The State Department yesterday ordered an Afghan diplomat to leave the United States in retaliation for the expulsion of an American diplomat from Afghanistan last week.

The U.S. diplomat, second secretary Peter Graham, was notified Saturday of his expulsion from Kabul on charges, described by the State Department as "ludicrous and wholly without foundation," of trying to trade pornographic literature for rugs.

State Department officials said the expulsion of Graham, one of the three or four top U.S. diplomats in Kabul, was completely unexpected and lacked clear explanation.

"We don't have any clue what it is about," an official said.

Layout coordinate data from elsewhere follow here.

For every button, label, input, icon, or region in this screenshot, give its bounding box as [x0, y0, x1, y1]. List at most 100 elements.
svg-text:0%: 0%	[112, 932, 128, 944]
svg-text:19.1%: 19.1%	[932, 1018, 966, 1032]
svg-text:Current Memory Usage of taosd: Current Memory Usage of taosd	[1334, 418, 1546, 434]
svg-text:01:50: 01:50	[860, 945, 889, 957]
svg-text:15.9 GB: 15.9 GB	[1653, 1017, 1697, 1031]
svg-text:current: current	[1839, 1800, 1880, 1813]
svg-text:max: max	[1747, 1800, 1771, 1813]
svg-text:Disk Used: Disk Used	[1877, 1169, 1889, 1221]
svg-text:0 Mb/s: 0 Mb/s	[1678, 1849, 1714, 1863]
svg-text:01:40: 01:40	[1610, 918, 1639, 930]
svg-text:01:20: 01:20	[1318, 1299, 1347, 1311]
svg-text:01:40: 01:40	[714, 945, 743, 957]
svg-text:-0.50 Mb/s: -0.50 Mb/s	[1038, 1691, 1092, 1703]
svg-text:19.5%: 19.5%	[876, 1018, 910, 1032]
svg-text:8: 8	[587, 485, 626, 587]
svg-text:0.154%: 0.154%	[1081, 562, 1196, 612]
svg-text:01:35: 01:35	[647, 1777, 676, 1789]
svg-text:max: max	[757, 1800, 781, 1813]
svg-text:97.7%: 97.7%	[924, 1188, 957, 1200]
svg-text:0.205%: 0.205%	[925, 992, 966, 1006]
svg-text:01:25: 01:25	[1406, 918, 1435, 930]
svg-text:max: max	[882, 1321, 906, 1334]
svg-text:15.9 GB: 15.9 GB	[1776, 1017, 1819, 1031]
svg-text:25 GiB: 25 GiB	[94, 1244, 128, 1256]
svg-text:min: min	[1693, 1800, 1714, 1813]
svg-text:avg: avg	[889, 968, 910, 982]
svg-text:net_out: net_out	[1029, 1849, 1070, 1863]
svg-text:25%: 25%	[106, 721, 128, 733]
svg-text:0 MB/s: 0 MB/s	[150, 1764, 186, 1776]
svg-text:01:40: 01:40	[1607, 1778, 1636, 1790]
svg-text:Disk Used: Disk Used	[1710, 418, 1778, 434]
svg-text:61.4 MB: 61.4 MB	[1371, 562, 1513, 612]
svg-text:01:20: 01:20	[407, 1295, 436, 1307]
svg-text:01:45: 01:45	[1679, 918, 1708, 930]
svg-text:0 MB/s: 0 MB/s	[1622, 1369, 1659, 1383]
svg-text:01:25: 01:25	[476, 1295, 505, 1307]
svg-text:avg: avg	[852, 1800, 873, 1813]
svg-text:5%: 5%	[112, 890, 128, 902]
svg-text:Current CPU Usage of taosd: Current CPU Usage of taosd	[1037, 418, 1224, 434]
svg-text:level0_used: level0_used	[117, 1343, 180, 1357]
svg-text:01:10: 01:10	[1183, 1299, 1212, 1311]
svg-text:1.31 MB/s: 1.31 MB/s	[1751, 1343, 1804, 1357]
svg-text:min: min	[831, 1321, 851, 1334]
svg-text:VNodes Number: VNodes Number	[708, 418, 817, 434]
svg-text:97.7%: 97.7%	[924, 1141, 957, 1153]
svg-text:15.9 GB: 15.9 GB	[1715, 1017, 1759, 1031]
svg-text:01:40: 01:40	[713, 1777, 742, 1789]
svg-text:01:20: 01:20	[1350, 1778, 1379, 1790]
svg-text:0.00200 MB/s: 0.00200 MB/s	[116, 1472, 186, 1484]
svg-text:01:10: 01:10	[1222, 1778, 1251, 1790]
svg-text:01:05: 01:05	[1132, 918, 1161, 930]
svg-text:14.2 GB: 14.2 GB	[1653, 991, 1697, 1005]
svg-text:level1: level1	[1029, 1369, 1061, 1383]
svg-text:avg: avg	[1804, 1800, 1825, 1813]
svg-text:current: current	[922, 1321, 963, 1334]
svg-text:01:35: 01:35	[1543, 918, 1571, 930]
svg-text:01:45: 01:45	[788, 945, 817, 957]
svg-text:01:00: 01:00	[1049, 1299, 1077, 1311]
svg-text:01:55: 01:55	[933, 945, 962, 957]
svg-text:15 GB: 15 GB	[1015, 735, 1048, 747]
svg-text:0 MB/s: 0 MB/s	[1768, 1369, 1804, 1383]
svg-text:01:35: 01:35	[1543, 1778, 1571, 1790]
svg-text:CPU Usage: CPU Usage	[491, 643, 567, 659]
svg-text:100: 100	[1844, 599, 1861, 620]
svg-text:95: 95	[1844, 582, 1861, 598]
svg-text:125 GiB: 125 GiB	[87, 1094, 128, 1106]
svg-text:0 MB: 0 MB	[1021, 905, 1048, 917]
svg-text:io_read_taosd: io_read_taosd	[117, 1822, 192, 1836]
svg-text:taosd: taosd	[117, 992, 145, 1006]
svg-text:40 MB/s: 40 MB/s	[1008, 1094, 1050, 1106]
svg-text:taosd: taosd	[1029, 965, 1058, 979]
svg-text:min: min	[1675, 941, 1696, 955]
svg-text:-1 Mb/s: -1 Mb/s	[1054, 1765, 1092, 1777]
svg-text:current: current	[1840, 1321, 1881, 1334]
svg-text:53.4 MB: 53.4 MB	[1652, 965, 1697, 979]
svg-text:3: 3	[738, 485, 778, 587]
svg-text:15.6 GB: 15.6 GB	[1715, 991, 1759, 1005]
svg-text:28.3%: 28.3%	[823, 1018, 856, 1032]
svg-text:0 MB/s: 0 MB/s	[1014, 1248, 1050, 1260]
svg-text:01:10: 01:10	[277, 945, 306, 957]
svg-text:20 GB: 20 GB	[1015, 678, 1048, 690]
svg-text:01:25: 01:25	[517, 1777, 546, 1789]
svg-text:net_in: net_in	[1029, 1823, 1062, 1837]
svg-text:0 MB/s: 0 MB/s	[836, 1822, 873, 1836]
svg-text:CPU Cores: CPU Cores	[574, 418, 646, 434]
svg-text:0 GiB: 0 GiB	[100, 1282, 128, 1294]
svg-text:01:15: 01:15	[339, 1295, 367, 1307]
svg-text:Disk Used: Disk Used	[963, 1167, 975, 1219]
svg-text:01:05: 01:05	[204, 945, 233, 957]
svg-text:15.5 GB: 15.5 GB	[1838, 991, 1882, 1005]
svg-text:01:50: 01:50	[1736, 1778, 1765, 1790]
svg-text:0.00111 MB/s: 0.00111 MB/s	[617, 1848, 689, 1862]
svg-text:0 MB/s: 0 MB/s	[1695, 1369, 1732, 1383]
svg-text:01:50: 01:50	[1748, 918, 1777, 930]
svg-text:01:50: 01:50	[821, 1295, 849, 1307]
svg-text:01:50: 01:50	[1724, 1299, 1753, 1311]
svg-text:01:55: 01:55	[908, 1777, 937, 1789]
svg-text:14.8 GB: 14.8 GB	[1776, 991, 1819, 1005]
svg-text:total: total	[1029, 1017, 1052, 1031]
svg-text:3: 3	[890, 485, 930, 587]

Graham had been planning to leave Kabul at the completion of his tour of duty late this month, a fact known to the Afghan government, officials said.

In retaliation for the expulsion, the State Department notified the Afghan Embassy here that second secretary Masjedi Hewadmal "is no longer acceptable to the U.S. government." Hewadmal was given 48 hours to leave, the same period of time accorded to Graham in Kabul, according to department spokesman Alan Romberg.

Romberg also said the State Department is "puzzled and concerned" by recent arrests of white-collar Afghan employes of the embassy by the Afghan secret police. Eighteen such employes, nearly the entire white-collar staff, have been arrested or have disappeared, officials said.

Officials said several other recent actions, including refusal to renew visas for Indian and Pakistani employes of the embassy, had made U.S. diplomatic activities in Kabul more difficult. This had led to speculation that the Afghan government may be moving to reduce further or close the U.S. mission in Kabul.

American diplomats in Kabul have been told to deal with administrative and consular activities only and to avoid political dealings that could imply U.S. acceptance of the Soviet-backed Afghan regime.